Questo quadro – giá cosí fosco – mantiene la sua validitá fino ad oggi, avendo la Commissione Europea deliberato la sospensione temporanea del Patto di Stabilitá, con ció consentendo ai singoli Stati di aumentare senza limiti il proprio debito pubblico.

Domanda: che cosa succederà se fra due anni (o tre, o quattro, o cinque…) la Presidente della Commissione Europea, la tedesca Ursula von der Layen, dovesse cambiare idea e ripristinare l’osservanza dei funesti parametri di Maastricht? L’Italia, giá prima, non era in grado di rispettare uno dei due requisiti previsti dal Patto (il debito pubblico non superiore al 60% del PIL). E adesso – non c’è dubbio – si troverebbe lontanissima anche dal secondo requisito (deficit di bilancio non superiore al 3% del PIL). Questo, sia che si acceda al MES, sia che lo si rifiuti.

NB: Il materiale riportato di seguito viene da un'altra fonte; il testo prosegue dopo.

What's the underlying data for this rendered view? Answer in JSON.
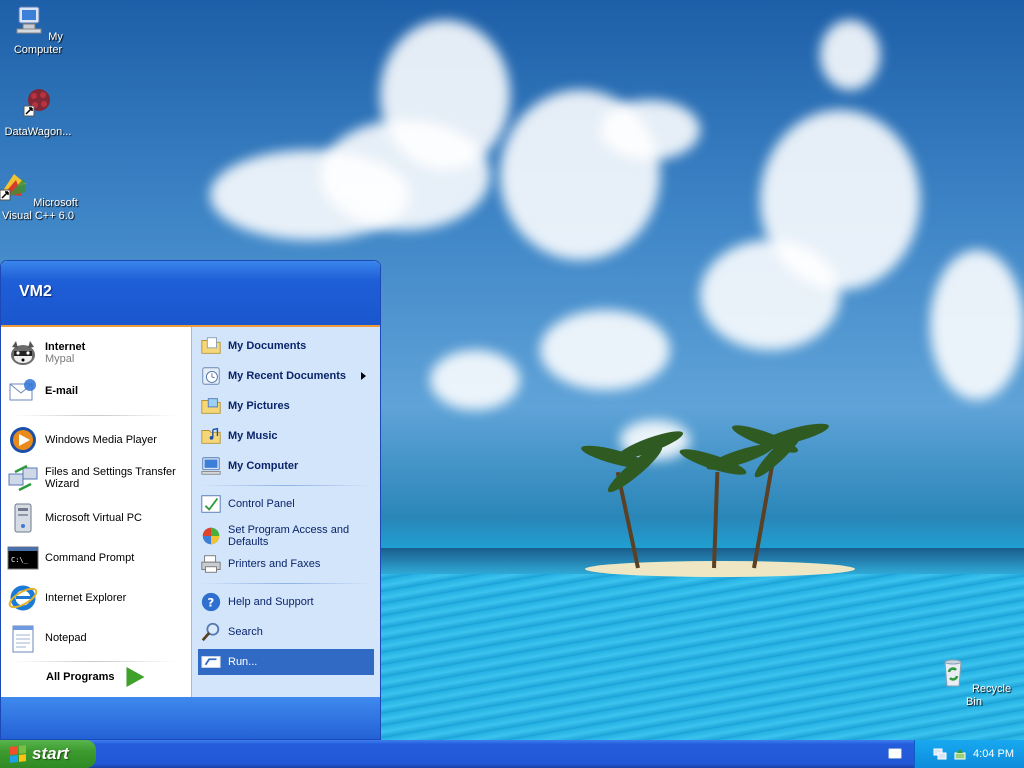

Ma, attenzione: se non fossimo legati al MES, di fronte ai prevedibili rimbrotti della Commissione Europea potremmo limitarci a fare spallucce e a promettere di fare meglio in futuro. Se invece avessimo avuto la dabbenaggine di accedere agli aiuti del MES, allora la nostra situazione “non stabile” potrebbe prefigurare una congiuntura del tutto diversa, pericolosamente simile a quella della Grecia di Tsipras.

Ecco perché a Berlino amano tanto il MES in salsa italiana.